L. S. : On est sur des contextes politiques différents selon les pays, avec des cadres législatifs qui sont extrêmement différents, inexistants ou existants mais malheureusement trop fragiles. C’est évidemment une question de volonté politique de l’Etat et de moyen dédié pour justement qu'il y ait justice et réparation. Au Mexique, par exemple, il y a dix femmes assassinées par jours dont une grande partie sont des féminicides conjugaux. Et les proches des femmes qui ont été assassinées n'ont pas d'accès à la justice, les enquêtes sont bâclées et les crimes restent dans l'impunité. La réponse politique n'est pas adaptée parce que les Etats cherchent à maintenir les femmes dans ce système patriarcal où elles sont sans cesse dans la peur de subir aussi ces violences. 

Qu’attendez-vous des pays qui exercent des violences vis-à-vis des femmes ?
L. S. : Les attentes sont différentes suivant les Etats. Mais des cadres législatifs doivent être mis en place et s’aligner sur les textes internationaux qui protègent les droits des femmes. Cela passe notamment par la mise en place de moyens financiers et humains pour avoir des politiques qui permettent de combattre réellement les violences sexistes et sexuelles partout dans le monde. Il faut s’appuyer sur les cadres internationaux qui existent, comme la Convention d'Istanbul qui permet de doter les États d'un cadre législatif essentiel pour combattre les violences sexistes et sexuelles partout dans le monde en misant sur l’accessibilité à la justice. 

Le 10 décembre nous fêterons les 75 ans de la Déclaration universelle des droits de l'homme, pour vous, cette année doit marquer un tournant en termes de protection des droits des femmes ?

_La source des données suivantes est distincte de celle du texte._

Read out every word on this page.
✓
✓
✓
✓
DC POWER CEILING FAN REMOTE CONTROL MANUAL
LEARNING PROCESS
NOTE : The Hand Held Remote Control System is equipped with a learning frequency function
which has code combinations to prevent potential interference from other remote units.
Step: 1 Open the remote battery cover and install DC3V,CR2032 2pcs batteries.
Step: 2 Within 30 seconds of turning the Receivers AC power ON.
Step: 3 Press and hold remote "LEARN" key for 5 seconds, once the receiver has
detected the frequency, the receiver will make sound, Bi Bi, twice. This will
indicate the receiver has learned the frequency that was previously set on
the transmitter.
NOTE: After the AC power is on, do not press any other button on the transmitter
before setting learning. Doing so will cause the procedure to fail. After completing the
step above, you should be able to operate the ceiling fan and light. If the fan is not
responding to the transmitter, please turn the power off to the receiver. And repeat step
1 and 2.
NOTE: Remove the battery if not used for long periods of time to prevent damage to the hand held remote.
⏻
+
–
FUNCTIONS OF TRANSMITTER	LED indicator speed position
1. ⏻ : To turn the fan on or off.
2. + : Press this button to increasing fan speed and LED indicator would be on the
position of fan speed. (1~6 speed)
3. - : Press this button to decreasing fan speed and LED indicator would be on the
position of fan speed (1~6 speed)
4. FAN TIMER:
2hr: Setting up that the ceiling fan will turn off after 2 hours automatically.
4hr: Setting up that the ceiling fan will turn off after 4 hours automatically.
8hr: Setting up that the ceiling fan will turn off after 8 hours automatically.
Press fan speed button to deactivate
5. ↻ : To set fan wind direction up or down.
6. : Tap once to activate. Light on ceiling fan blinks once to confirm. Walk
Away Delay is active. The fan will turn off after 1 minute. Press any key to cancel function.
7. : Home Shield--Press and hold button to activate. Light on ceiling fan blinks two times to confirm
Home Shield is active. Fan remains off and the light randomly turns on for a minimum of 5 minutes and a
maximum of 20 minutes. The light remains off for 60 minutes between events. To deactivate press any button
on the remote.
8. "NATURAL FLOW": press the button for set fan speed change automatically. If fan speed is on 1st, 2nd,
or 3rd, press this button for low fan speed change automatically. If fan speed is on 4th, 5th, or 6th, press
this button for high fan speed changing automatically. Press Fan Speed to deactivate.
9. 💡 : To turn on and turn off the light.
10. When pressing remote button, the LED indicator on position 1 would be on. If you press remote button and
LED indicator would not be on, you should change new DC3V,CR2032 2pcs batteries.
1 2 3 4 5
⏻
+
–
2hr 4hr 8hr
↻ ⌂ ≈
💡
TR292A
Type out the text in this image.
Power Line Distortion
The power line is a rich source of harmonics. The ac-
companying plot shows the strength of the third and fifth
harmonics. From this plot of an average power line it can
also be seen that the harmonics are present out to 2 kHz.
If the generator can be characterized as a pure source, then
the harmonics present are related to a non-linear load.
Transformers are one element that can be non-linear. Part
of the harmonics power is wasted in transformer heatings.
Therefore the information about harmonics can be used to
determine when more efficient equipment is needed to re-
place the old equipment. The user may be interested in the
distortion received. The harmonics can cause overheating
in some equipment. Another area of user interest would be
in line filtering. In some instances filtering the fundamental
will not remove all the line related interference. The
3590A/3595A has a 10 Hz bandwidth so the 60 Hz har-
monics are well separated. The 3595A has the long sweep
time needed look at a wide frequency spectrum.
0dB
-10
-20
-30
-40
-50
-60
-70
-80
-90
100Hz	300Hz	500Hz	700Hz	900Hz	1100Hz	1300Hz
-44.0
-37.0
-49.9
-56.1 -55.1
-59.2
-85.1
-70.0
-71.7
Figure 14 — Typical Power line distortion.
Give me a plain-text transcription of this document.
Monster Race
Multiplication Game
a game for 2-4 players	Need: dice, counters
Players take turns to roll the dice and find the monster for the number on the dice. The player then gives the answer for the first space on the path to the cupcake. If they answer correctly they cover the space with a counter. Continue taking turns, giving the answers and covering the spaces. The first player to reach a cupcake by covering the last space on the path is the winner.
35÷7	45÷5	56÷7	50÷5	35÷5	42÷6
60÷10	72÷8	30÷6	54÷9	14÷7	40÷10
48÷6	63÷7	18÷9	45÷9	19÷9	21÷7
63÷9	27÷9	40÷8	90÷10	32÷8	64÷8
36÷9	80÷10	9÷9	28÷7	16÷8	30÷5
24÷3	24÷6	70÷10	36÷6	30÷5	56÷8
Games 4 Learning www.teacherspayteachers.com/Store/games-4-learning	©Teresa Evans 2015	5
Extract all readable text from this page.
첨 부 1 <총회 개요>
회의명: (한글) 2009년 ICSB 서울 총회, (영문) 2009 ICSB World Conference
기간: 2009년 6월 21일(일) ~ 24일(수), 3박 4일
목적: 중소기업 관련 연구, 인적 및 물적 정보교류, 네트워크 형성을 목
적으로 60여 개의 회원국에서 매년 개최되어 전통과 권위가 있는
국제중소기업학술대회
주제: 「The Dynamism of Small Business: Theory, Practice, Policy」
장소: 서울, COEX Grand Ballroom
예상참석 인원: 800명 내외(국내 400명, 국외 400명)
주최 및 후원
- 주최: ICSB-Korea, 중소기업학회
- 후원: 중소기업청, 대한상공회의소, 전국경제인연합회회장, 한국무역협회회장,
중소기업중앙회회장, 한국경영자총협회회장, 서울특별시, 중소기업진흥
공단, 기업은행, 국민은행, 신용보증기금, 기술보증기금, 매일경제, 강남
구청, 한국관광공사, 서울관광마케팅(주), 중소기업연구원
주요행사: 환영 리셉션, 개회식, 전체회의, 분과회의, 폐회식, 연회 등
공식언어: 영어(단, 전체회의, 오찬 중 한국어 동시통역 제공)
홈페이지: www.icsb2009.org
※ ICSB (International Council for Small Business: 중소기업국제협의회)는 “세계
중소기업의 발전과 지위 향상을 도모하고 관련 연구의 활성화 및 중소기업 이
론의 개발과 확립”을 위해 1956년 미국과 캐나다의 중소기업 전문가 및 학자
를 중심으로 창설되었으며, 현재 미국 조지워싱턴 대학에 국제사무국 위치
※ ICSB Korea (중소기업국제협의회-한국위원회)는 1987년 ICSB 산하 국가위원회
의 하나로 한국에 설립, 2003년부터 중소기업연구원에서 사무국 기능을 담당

L. S. : Évidemment. Ce qu’on a vu sur l’année 2022, c'est que malheureusement rien n'est acquis concernant les droits des femmes. Mais on a aussi vu que les femmes se mobilisent et ne se taisent pas lorsque leurs droits sont menacés. Il faut donc qu'en 2023, les États adoptent des lois pour justement défendre et respecter les droits des femmes et des minorités de genre. Il faut espérer qu’en 2023, les mouvements de solidarité du monde entier permettent de combattre les régimes répressifs et de faire entendre les voix des femmes.